Kein weiterer Personalabbau bei der Bundespolizei an der polnischen Grenze

24. April 2012 | Themenbereich: Bundespolizei | Drucken

Der Bund Deutscher Kriminalbeamter (BDK) begrüßt die Zusicherung des Bundesinnenministers Friedrich, nicht noch mehr Personal der Bundespolizei an dieser wichtigen Binnengrenze des Schengenraumes abzubauen. In den letzten vier Jahren hat das Personal der Bundespolizei, die die Sicherheit der Grenze zu gewährleisten hat, einen Aderlass erfahren, der an die Substanz ging.

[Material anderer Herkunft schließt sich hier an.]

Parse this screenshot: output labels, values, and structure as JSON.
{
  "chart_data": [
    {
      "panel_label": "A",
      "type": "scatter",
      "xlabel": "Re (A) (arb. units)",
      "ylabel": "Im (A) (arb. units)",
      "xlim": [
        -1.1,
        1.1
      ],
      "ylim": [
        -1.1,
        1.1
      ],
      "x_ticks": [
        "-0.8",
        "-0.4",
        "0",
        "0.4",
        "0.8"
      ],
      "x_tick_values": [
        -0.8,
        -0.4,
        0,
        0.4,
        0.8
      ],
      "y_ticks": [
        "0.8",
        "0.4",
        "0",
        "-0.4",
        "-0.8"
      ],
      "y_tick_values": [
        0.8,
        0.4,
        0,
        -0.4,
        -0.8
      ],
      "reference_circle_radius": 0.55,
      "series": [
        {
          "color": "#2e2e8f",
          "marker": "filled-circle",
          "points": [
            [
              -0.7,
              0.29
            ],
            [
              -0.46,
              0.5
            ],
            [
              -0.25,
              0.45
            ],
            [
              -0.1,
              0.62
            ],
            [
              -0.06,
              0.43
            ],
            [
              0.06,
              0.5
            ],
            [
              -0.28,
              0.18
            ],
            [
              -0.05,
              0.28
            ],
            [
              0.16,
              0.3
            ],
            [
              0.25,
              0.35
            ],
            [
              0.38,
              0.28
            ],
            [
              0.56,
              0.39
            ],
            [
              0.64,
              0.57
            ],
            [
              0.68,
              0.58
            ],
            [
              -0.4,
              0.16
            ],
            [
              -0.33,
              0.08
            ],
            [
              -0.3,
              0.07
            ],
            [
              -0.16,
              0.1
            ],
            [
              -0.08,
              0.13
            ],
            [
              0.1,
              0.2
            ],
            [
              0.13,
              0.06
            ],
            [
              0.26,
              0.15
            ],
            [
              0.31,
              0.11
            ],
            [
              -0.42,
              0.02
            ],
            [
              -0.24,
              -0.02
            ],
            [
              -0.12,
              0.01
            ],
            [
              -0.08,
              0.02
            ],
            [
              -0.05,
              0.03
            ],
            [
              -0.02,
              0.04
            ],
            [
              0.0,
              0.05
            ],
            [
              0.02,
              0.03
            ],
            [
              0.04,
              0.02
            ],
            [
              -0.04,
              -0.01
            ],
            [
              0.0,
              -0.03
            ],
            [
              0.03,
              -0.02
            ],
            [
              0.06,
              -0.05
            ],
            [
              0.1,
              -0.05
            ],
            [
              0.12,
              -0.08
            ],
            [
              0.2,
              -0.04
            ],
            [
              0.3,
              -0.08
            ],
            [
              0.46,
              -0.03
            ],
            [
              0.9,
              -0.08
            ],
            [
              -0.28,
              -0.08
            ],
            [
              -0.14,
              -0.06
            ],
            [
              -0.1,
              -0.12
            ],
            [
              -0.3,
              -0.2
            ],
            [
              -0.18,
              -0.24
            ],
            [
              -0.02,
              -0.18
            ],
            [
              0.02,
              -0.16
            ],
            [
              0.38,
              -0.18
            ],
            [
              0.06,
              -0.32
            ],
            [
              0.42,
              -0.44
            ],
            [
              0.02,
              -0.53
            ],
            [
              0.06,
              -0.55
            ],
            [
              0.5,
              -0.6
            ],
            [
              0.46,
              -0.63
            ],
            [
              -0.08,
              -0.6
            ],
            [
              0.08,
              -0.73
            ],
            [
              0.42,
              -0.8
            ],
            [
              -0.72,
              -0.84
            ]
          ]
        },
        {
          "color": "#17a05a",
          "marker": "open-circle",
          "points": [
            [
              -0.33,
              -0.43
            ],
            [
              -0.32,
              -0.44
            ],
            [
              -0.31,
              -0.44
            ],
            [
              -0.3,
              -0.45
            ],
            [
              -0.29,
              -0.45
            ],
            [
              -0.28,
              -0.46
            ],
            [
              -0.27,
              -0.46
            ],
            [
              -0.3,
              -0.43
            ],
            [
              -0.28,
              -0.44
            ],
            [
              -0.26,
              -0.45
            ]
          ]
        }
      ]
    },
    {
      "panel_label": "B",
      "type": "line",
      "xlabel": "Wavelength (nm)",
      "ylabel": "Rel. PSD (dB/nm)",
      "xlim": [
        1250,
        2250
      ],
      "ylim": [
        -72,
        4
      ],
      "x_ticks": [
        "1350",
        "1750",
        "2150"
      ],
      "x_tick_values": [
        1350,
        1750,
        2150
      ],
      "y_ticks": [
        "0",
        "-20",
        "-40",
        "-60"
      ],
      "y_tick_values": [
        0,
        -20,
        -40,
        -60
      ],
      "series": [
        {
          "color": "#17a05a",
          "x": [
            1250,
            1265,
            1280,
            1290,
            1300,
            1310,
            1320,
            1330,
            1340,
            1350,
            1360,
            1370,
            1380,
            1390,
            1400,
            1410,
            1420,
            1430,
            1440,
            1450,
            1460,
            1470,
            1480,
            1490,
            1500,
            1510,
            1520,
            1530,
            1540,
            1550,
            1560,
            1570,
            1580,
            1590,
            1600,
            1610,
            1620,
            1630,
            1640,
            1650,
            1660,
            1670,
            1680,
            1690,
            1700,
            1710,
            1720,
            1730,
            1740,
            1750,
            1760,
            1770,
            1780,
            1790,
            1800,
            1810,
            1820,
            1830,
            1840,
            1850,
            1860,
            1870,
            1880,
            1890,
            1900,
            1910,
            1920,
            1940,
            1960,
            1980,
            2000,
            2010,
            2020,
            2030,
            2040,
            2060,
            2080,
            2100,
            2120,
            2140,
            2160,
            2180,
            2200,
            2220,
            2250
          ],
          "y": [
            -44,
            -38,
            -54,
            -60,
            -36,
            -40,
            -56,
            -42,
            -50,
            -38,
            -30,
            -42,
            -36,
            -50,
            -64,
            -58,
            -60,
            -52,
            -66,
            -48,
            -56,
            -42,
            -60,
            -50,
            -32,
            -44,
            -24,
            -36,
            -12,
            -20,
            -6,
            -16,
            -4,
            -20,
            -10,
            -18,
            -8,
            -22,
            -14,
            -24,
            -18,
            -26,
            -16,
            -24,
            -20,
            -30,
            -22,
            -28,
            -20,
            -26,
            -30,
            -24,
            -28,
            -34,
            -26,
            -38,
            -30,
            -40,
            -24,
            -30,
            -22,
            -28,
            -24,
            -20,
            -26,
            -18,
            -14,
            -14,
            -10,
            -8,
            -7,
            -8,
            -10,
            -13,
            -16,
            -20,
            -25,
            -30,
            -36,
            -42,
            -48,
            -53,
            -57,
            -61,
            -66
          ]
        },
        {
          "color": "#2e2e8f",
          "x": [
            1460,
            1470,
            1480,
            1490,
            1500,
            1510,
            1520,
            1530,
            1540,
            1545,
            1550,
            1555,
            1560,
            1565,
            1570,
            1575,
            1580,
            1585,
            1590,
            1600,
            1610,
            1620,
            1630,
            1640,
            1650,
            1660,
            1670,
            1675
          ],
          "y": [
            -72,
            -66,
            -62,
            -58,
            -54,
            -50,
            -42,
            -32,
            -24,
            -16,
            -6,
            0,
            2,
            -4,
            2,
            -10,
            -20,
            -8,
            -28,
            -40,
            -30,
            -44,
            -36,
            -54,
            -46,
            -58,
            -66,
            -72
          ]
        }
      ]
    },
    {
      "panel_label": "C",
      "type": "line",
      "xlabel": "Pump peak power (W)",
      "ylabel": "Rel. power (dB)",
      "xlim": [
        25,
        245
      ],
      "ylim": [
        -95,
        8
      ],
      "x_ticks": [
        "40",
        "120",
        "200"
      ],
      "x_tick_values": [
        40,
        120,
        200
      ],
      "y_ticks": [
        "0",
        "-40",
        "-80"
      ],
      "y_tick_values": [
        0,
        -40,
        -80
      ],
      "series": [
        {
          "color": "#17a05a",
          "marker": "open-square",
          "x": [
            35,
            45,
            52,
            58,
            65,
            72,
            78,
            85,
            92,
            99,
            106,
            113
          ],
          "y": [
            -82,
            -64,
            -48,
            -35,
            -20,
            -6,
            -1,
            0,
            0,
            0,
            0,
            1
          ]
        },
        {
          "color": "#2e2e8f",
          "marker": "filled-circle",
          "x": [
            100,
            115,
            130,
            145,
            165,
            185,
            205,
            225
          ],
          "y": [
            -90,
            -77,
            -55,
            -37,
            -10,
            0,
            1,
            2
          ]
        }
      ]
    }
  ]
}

„Kein Personalabbau – das heißt aber auch, dass die Bundespolizei die Dienststellen an der Ostgrenze personell nicht ausbluten lässt!“, so nimmt Arne Bischoff, der Geschäftsführer des BDK-Verbands Bundespolizei den Minister in die Pflicht. Bei einem Durchschnittsalter von knapp 50 Jahren beispielsweise in der Inspektion Frankfurt (Oder), wäre ansonsten schon nach wenigen Jahren die Arbeitsfähigkeit der Grenzinspektionen nicht mehr gewährleistet. „In den nächsten Jahren wird die Zahl der in Ruhestand gehenden Beamten so hoch sein, dass keine einzige Streife mehr die Liegenschaft verlassen könnte.“, so warnt Bischoff weiter. Nur wenn auch ein Teil der neueingestellten Bundespolizisten an den bislang vernachlässigten Grenzinspektionen verwendet werden, ist das Versprechen des Ministers mittel- und langfristig einzuhalten.

Friedrich hatte sich am Montag in Frankfurt (Oder) mit seinem polnischen Amtskollegen Jacek Cichocki getroffen und am Rande des Sicherheitsgipfels eine gemeinsame deutsch-polnische Dienststelle der Bundespolizei und des polnischen Grenzschutzes eröffnet. Der BDK begrüßt diese gemeinsame Dienststelle und freut sich auf einen steten Ausbau der Zusammenarbeit mit den polnischen Kollegen.